En 2007, au Burkina Faso, la mortalité infantile était de 81 pour 1000 naissances vivantes et la mortalité maternelle de 307,3 pour 100,000. Cette situation est en partie due à la faiblesse des services de santé maternelle, néonatale et infantile et à la malnutrition, le paludisme et aux carences nutritionnelles (fer, iode, vitamine A). L’accès et la qualité des services de santé demeurent faibles à cause, entre autres, de l’insuffisance des ressources en quantité et qualité, des activités à base communautaire faiblement développées, et du développement non harmonisé de la communication pour la promotion de la santé.

Ce que nous faisons: 

L’objectif général du projet est de réduire la morbidité et la mortalité des mères, des nouveau-nés et des enfants de moins de cinq ans dans quatre districts sanitaires. Le PASME appuiera :

  • le renforcement des capacités des services de santé des districts à fournir des prestations de santé
  • l’amélioration de la qualité des services de santé maternelle, néo-natale et infantile les changements de comportement des communautés pour l’amélioration de l’état nutritionnel des mères et des enfants
Ce que nous apprenons: 

Le PASME a débuté en mars 2012. La stratégie d’implication des autorités sanitaires des districts dans la planification des activités et résultats a déjà fait ses preuves. Les autorités et les agents de santé sont engagés dans la mise en œuvre du projet à travers l’intégration des activités du projet dans leurs propres planifications annuelles.

Historique: 

La population du Burkina Faso se caractérise par une forte fécondité (6,2 enfants par femme) mais également par des taux très élevés de mortalité infantile (81 pour 1000 naissances vivantes) et maternelle (307,3 pour 100,000).

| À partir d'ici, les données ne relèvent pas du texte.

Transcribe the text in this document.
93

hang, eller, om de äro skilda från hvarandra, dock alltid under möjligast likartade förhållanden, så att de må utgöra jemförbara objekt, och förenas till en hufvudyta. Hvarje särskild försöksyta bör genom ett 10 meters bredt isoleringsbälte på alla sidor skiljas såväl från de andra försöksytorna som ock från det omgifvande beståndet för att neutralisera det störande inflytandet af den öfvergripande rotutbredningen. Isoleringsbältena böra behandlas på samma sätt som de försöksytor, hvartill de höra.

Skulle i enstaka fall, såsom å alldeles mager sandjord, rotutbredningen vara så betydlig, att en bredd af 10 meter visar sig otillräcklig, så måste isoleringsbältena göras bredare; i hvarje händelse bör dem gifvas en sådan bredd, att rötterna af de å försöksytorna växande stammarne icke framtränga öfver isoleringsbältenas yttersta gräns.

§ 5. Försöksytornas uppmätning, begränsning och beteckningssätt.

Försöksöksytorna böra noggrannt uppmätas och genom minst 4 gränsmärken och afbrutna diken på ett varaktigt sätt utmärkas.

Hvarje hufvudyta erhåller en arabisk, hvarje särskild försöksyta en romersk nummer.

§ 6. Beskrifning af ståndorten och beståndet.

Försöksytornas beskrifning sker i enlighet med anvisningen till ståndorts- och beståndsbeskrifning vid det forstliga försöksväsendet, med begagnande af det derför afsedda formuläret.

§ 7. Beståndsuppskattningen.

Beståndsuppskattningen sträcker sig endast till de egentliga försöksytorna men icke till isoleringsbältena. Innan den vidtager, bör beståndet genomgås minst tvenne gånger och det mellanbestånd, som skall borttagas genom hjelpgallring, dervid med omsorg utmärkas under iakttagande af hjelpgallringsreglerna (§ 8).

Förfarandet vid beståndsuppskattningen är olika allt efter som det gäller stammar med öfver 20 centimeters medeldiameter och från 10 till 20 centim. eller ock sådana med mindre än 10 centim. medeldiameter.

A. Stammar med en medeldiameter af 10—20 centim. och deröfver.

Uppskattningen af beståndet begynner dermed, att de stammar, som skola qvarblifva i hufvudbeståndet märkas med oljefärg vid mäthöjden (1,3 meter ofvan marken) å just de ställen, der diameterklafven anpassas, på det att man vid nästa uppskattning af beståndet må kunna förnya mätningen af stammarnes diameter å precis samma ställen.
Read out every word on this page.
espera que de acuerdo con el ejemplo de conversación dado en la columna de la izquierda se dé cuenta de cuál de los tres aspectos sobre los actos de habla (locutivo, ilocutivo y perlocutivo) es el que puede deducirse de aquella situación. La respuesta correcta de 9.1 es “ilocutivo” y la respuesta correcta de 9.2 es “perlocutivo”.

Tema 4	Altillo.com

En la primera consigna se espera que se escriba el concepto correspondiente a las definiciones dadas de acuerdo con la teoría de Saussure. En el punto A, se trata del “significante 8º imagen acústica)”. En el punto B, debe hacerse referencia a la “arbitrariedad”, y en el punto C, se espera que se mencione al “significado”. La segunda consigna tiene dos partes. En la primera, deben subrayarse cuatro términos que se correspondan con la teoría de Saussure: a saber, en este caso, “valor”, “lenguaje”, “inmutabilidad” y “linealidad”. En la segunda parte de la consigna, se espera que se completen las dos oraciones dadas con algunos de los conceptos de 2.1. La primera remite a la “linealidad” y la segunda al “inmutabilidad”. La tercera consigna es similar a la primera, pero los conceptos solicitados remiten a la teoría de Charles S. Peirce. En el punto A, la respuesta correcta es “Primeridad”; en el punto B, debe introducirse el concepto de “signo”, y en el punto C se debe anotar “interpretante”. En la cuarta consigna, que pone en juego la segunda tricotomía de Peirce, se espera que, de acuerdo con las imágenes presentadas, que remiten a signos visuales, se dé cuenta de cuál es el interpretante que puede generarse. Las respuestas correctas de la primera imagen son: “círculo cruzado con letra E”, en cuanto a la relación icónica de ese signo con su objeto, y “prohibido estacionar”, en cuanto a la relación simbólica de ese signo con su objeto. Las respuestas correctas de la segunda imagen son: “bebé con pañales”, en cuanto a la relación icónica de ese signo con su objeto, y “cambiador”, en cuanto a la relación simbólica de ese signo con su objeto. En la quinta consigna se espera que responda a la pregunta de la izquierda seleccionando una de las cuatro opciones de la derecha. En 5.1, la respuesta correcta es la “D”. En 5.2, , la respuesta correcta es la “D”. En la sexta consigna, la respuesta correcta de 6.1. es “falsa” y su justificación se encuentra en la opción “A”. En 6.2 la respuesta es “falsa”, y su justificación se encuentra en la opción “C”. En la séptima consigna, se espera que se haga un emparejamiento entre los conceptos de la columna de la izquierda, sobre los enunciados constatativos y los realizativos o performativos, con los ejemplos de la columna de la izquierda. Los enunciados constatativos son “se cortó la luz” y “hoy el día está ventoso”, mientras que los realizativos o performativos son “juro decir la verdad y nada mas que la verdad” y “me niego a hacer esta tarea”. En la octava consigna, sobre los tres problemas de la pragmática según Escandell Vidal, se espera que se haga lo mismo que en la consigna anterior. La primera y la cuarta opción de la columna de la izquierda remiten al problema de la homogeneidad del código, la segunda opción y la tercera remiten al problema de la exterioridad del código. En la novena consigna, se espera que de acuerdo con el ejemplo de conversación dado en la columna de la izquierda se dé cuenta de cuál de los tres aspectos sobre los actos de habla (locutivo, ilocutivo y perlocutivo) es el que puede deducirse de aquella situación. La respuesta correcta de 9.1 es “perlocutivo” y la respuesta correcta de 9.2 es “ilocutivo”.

Les districts sanitaires choisis par le projet ont les indicateurs de santé parmi les plus bas du pays selon l’annuaire statistique 2008. L’accès aux soins de santé maternelle et infantile est très limité car les populations, surtout périurbaines et rurales, ont un niveau socioéconomique très bas. Il y a un faible nombre d’intervenants et intervenantes et les infrastructures d’accueil des services de SMNI sont inadéquates. Les facteurs socioculturels influencent négativement la santé des mères et des enfants à cause de la réticence culturelle à fréquenter les formations sanitaires. L’accès aux services de santé est également limité par la pauvreté des populations et les rôles traditionnels entre les femmes et les hommes. En outre, le personnel sanitaire qualifié est insuffisant, surtout en SMNI. Le personnel possède des faibles connaissances et compétences en communication interpersonnelle, en genre et santé reproductive, en gestion des programmes de santé et en assurance qualité des services.